Das Theater an der Winkelwiese in Zürich hat ein Flair für geheimnisvolle Stoffe. Nach Thomas Bernhards Monolog «Gehen» ist Robert Walsers Roman «Der Räuber» angesagt. Die quirlige Bühnenfassung von Niklaus Helbling hatte am Donnerstag Premiere.
Robert Walser hat seine Aufzeichnungen über den Räuber im Juli und August 1925 in mikroskopisch kleiner Schrift in 35 Tageswerken niedergeschrieben. Entziffert wurden sie erst 1968, zum ersten Mal veröffentlicht 1972, also 16 Jahre nach dem Tod des Bieler Schriftstellers.
Ein Heft mit kleiner Schrift trägt auch Sebastian Krähenbühl auf die Bühne. Er gibt den Erzähler, den Schriftsteller in Rosa und Schwarz, und den Räuber. Die beiden werden im Laufe des 90-minütigen Abends immer wieder verschmelzen.

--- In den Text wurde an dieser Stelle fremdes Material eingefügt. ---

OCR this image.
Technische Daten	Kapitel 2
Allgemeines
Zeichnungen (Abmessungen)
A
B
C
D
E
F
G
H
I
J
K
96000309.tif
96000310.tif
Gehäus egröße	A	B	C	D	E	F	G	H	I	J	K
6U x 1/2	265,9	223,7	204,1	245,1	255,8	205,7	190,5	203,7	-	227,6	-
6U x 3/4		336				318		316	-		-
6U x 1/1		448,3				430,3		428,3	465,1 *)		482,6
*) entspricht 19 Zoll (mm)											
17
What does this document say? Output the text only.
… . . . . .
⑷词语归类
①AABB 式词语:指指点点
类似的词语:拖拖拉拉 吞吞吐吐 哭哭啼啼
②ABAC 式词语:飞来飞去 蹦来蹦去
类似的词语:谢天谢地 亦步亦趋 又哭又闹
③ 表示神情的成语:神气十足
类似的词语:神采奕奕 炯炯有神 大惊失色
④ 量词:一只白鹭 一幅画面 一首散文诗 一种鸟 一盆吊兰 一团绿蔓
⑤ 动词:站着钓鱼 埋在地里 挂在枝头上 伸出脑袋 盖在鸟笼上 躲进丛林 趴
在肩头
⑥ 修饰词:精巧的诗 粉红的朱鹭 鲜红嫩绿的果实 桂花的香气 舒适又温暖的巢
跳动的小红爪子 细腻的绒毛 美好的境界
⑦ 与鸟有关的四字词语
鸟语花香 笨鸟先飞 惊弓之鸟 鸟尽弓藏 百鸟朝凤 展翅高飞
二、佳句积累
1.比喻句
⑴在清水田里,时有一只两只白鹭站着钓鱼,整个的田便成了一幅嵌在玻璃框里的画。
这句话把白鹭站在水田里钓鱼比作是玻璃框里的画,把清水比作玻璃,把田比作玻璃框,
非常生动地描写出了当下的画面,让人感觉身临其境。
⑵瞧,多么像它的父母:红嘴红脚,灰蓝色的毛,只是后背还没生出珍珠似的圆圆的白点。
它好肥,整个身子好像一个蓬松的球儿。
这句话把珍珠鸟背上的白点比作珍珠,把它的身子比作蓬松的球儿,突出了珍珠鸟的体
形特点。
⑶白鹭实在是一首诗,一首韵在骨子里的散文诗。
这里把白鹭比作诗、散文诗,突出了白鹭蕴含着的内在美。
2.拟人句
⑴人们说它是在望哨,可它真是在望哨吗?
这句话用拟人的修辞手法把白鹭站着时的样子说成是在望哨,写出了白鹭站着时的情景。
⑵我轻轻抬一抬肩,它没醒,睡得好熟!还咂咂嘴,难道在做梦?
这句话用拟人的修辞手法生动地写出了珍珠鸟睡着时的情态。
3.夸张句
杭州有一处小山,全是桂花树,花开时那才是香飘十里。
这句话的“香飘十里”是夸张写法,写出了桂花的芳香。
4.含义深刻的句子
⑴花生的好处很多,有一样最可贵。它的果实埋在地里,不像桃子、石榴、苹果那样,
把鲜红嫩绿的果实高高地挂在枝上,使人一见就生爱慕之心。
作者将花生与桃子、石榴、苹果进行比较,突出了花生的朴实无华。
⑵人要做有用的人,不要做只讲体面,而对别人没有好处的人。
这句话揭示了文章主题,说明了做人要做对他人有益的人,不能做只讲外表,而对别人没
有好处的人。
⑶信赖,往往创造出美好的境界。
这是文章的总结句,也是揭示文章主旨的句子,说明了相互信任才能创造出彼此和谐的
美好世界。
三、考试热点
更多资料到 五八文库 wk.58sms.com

«Edith liebt ihn. Hievon nachher mehr. Vielleicht hätte sie nie zu diesem Nichtsnutz, der kein Geld besitzt, Beziehungen anbahnen sollen.» Krähenbühl schleudert die Worte mit strenger Miene ins Publikum und versucht so, Distanz zu wahren. Und dann taucht sie auf, die Serviertochter Edith (Mareike Sedl), die ihn am Schluss von der Kanzel schiessen wird.
Die Ordnung auf der Bühne (Sara Giancane) mit dem baldachinartigen Zelt, dem Tisch im Mittelpunkt wird dann dem totalen Chaos gewichen sein. Mit der psychischen Zerrüttung des Räubers – und des Schriftstellers – geht die Zerstörung der Bühne einher. In der Figur und auf der Spielfläche bleibt kein Stein auf dem anderen.
Regisseur Niklaus Helbling scheut sich nicht, die tragikomische Geschichte des Räubers, dieses Aussenseiters und Sonderlings, mit allerlei technischen und turnerischen Überdrehungen in Fahrt zu bringen. Sedl und Krähenbühl sind auch den bisweilen akrobatischen Anforderungen bestens gewachsen.
Was aber besonders wichtig ist: Die Sprache geht dabei nicht verloren. Im Gegenteil: Robert Walsers überraschender, kunstvoll sprunghafter und geheimnisvoll funkelnder Text bleibt das Ereignis des Abends.